The government has opted for “herd immunity”, which refers to a situation where enough people in a population have immunity to an infection to be able to effectively stop that disease from spreading, alleged the leftist parties’ alliance.
They say the countries that are talking about “herd immunity” are capable of conducting coronavirus tests on a large scale and isolate the infected people while Bangladesh’s “fragile” health care system lacks coordination.
WHAT GOVERNMENT SAYS
The government has been arguing that it must save livelihoods as well as lives.

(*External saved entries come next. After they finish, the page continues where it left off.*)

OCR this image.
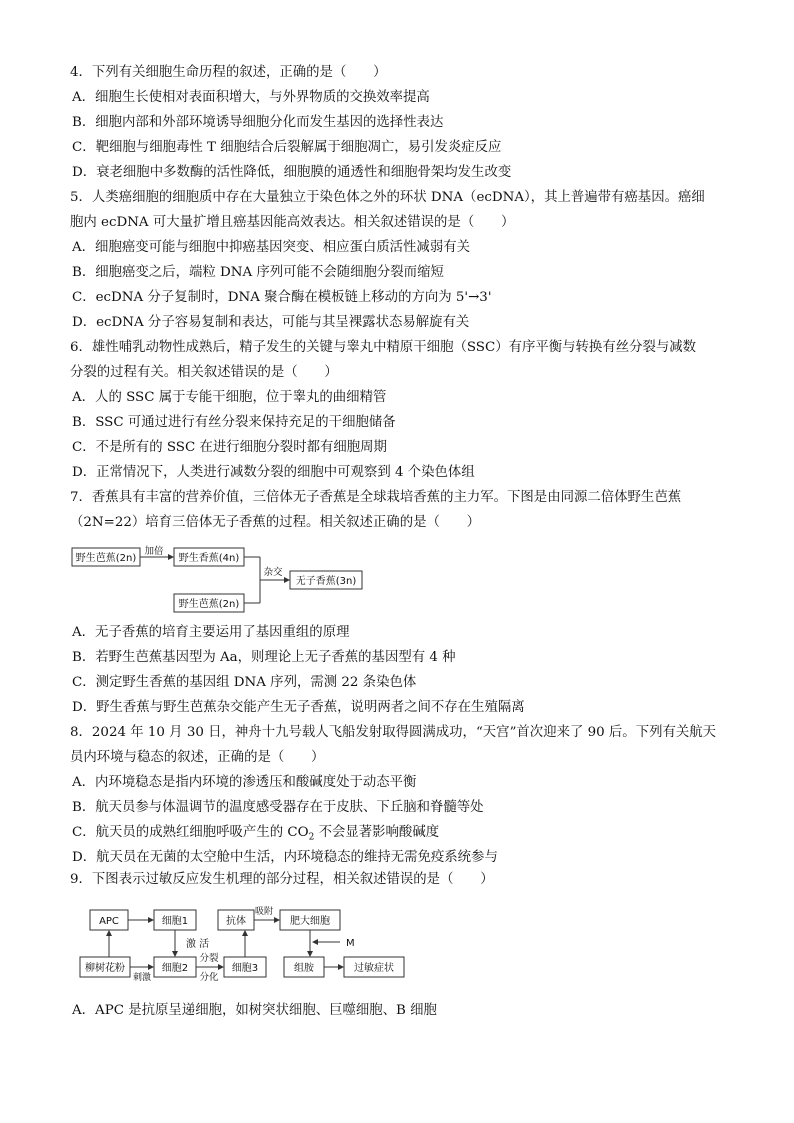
4．下列有关细胞生命历程的叙述，正确的是（　　）
A．细胞生长使相对表面积增大，与外界物质的交换效率提高
B．细胞内部和外部环境诱导细胞分化而发生基因的选择性表达
C．靶细胞与细胞毒性 T 细胞结合后裂解属于细胞凋亡，易引发炎症反应
D．衰老细胞中多数酶的活性降低，细胞膜的通透性和细胞骨架均发生改变
5．人类癌细胞的细胞质中存在大量独立于染色体之外的环状 DNA（ecDNA），其上普遍带有癌基因。癌细
胞内 ecDNA 可大量扩增且癌基因能高效表达。相关叙述错误的是（　　）
A．细胞癌变可能与细胞中抑癌基因突变、相应蛋白质活性减弱有关
B．细胞癌变之后，端粒 DNA 序列可能不会随细胞分裂而缩短
C．ecDNA 分子复制时，DNA 聚合酶在模板链上移动的方向为 5'→3'
D．ecDNA 分子容易复制和表达，可能与其呈裸露状态易解旋有关
6．雄性哺乳动物性成熟后，精子发生的关键与睾丸中精原干细胞（SSC）有序平衡与转换有丝分裂与减数
分裂的过程有关。相关叙述错误的是（　　）
A．人的 SSC 属于专能干细胞，位于睾丸的曲细精管
B．SSC 可通过进行有丝分裂来保持充足的干细胞储备
C．不是所有的 SSC 在进行细胞分裂时都有细胞周期
D．正常情况下，人类进行减数分裂的细胞中可观察到 4 个染色体组
7．香蕉具有丰富的营养价值，三倍体无子香蕉是全球栽培香蕉的主力军。下图是由同源二倍体野生芭蕉
（2N=22）培育三倍体无子香蕉的过程。相关叙述正确的是（　　）
野生芭蕉(2n)
加倍
野生香蕉(4n)
野生芭蕉(2n)
杂交
无子香蕉(3n)
A．无子香蕉的培育主要运用了基因重组的原理
B．若野生芭蕉基因型为 Aa，则理论上无子香蕉的基因型有 4 种
C．测定野生香蕉的基因组 DNA 序列，需测 22 条染色体
D．野生香蕉与野生芭蕉杂交能产生无子香蕉，说明两者之间不存在生殖隔离
8．2024 年 10 月 30 日，神舟十九号载人飞船发射取得圆满成功，“天宫”首次迎来了 90 后。下列有关航天
员内环境与稳态的叙述，正确的是（　　）
A．内环境稳态是指内环境的渗透压和酸碱度处于动态平衡
B．航天员参与体温调节的温度感受器存在于皮肤、下丘脑和脊髓等处
C．航天员的成熟红细胞呼吸产生的 $CO_2$ 不会显著影响酸碱度
D．航天员在无菌的太空舱中生活，内环境稳态的维持无需免疫系统参与
9．下图表示过敏反应发生机理的部分过程，相关叙述错误的是（　　）
APC	细胞1
激 活
柳树花粉
刺激
细胞2
分裂
分化
细胞3
抗体
吸附
肥大细胞
M
组胺	过敏症状
A．APC 是抗原呈递细胞，如树突状细胞、巨噬细胞、B 细胞
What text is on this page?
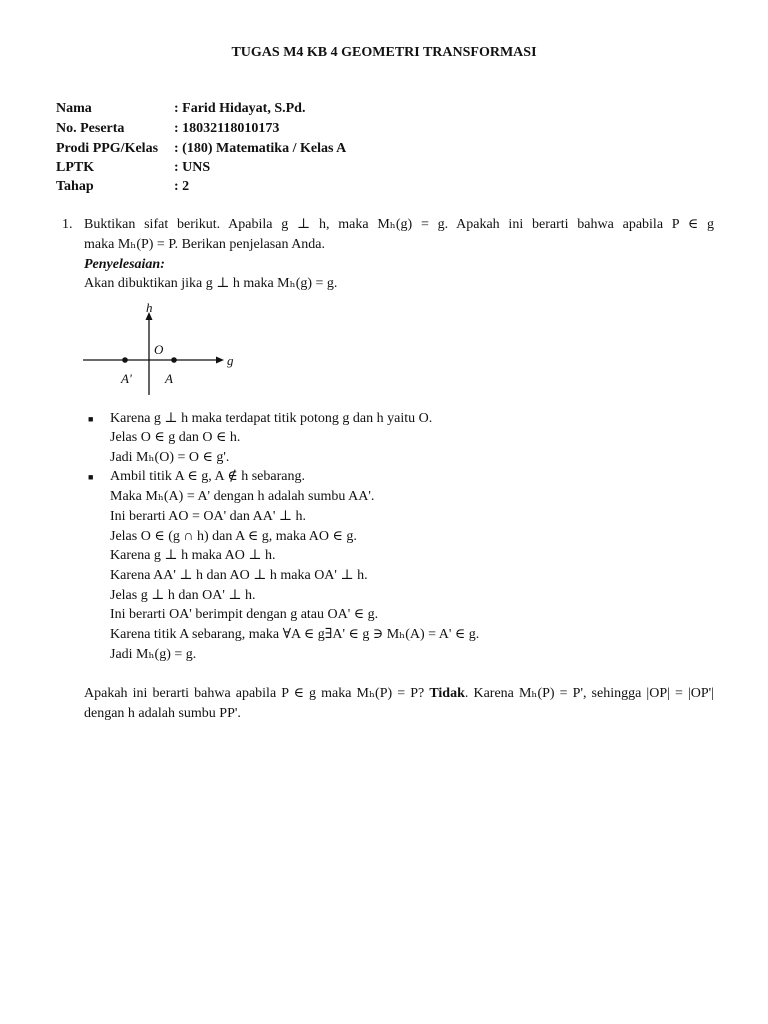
TUGAS M4 KB 4 GEOMETRI TRANSFORMASI
Nama	: Farid Hidayat, S.Pd.
No. Peserta	: 18032118010173
Prodi PPG/Kelas : (180) Matematika / Kelas A
LPTK	: UNS
Tahap	: 2
1. Buktikan sifat berikut. Apabila g ⊥ h, maka Mₕ(g) = g. Apakah ini berarti bahwa apabila P ∈ g
maka Mₕ(P) = P. Berikan penjelasan Anda.
Penyelesaian:
Akan dibuktikan jika g ⊥ h maka Mₕ(g) = g.
h
g
O
A'	A
■ Karena g ⊥ h maka terdapat titik potong g dan h yaitu O.
Jelas O ∈ g dan O ∈ h.
Jadi Mₕ(O) = O ∈ g'.
■ Ambil titik A ∈ g, A ∉ h sebarang.
Maka Mₕ(A) = A' dengan h adalah sumbu AA'.
Ini berarti AO = OA' dan AA' ⊥ h.
Jelas O ∈ (g ∩ h) dan A ∈ g, maka AO ∈ g.
Karena g ⊥ h maka AO ⊥ h.
Karena AA' ⊥ h dan AO ⊥ h maka OA' ⊥ h.
Jelas g ⊥ h dan OA' ⊥ h.
Ini berarti OA' berimpit dengan g atau OA' ∈ g.
Karena titik A sebarang, maka ∀A ∈ g∃A' ∈ g ∋ Mₕ(A) = A' ∈ g.
Jadi Mₕ(g) = g.
Apakah ini berarti bahwa apabila P ∈ g maka Mₕ(P) = P? Tidak. Karena Mₕ(P) = P', sehingga |OP| = |OP'| dengan h adalah sumbu PP'.
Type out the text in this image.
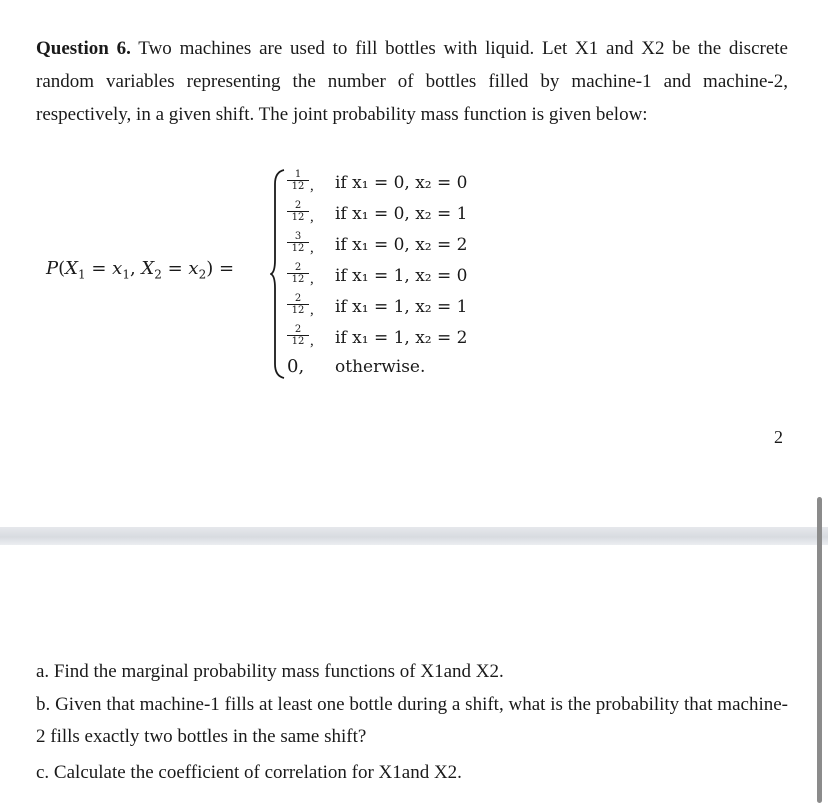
Question 6. Two machines are used to fill bottles with liquid. Let X1 and X2 be the discrete random variables representing the number of bottles filled by machine-1 and machine-2, respectively, in a given shift. The joint probability mass function is given below:

$P(X_1 = x_1$, $X_2 = x_2$) =
$\frac{1}{12}$ , if x₁ = 0, x₂ = 0
$\frac{2}{12}$ , if x₁ = 0, x₂ = 1
$\frac{3}{12}$ , if x₁ = 0, x₂ = 2
$\frac{2}{12}$ , if x₁ = 1, x₂ = 0
$\frac{2}{12}$ , if x₁ = 1, x₂ = 1
$\frac{2}{12}$ , if x₁ = 1, x₂ = 2
0, otherwise.
2
a. Find the marginal probability mass functions of X1and X2.
b. Given that machine-1 fills at least one bottle during a shift, what is the probability that machine-2 fills exactly two bottles in the same shift?
c. Calculate the coefficient of correlation for X1and X2.
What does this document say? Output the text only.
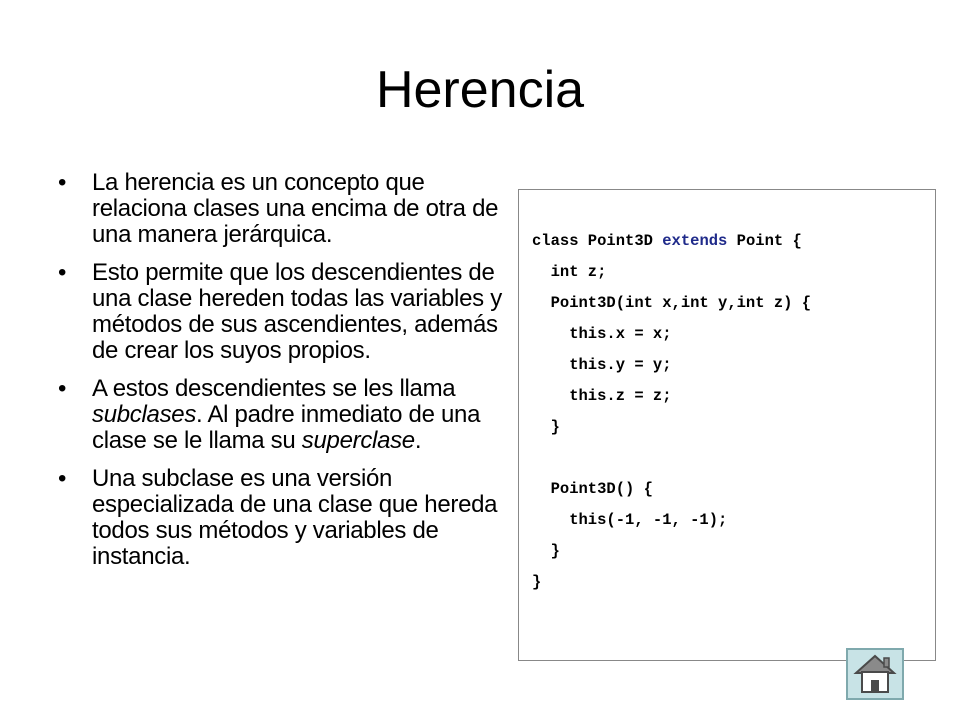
Herencia
• La herencia es un concepto que relaciona clases una encima de otra de una manera jerárquica.
• Esto permite que los descendientes de una clase hereden todas las variables y métodos de sus ascendientes, además de crear los suyos propios.
• A estos descendientes se les llama subclases. Al padre inmediato de una clase se le llama su superclase.
• Una subclase es una versión especializada de una clase que hereda todos sus métodos y variables de instancia.
class Point3D extends Point {
int z;
Point3D(int x,int y,int z) {
this.x = x;
this.y = y;
this.z = z;
}
Point3D() {
this(-1, -1, -1);
}
}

"Life cannot remain at a standstill. We may have to live with the coronavirus at least until a vaccine is developed. But economic activities must be restarted for the sake of our livelihoods," Prime Minister Sheikh Hasina had said on the eve of Eid.
Obaidul Quader, the general secretary of the ruling Awami League and road transport minister, said Bangladesh should follow the others who are trying to balance lives and livelihoods.
“No country can survive by freezing economic activities for months,” said Information Minister Hasan Mahmud.
WHAT EXPERTS SAY
Reopening almost everything means giving the disease a chance to escalate further, according to Mushtuq Husain, who is working as a consultant on COVID-19 pandemic control at the government’s Institute of Epidemiology Disease Control and Research or IEDCR.
“Everything but schools has reopened. What’s left? The outbreak will not be under control in this way,” the former chief scientific officer of the IEDCR maintained.
“We know that the government is under social and economic pressure. But what will happen if a great disaster strikes people’s lives?” he asked.
Dr Husain thinks the government should have reopened some offices first and watched the situation before reopening everything.
“It appears that the government has given up as if it has failed to keep the situation under control. But this kind of attitude will be suicidal. No nation should give up like this,” he added.
The national technical advisory committee to fight the outbreak said Bangladesh will face a sharp increase in COVID-19 cases and deaths if it reopens economy without fully implementing the safeguards.
Citing experiences of other countries, the committee expressed fear of a rise in the disease if normal life is restored before the rate of infection comes down to a ‘certain level’.
A rapid rise in coronavirus cases will create heavy pressure on the health care system, it added.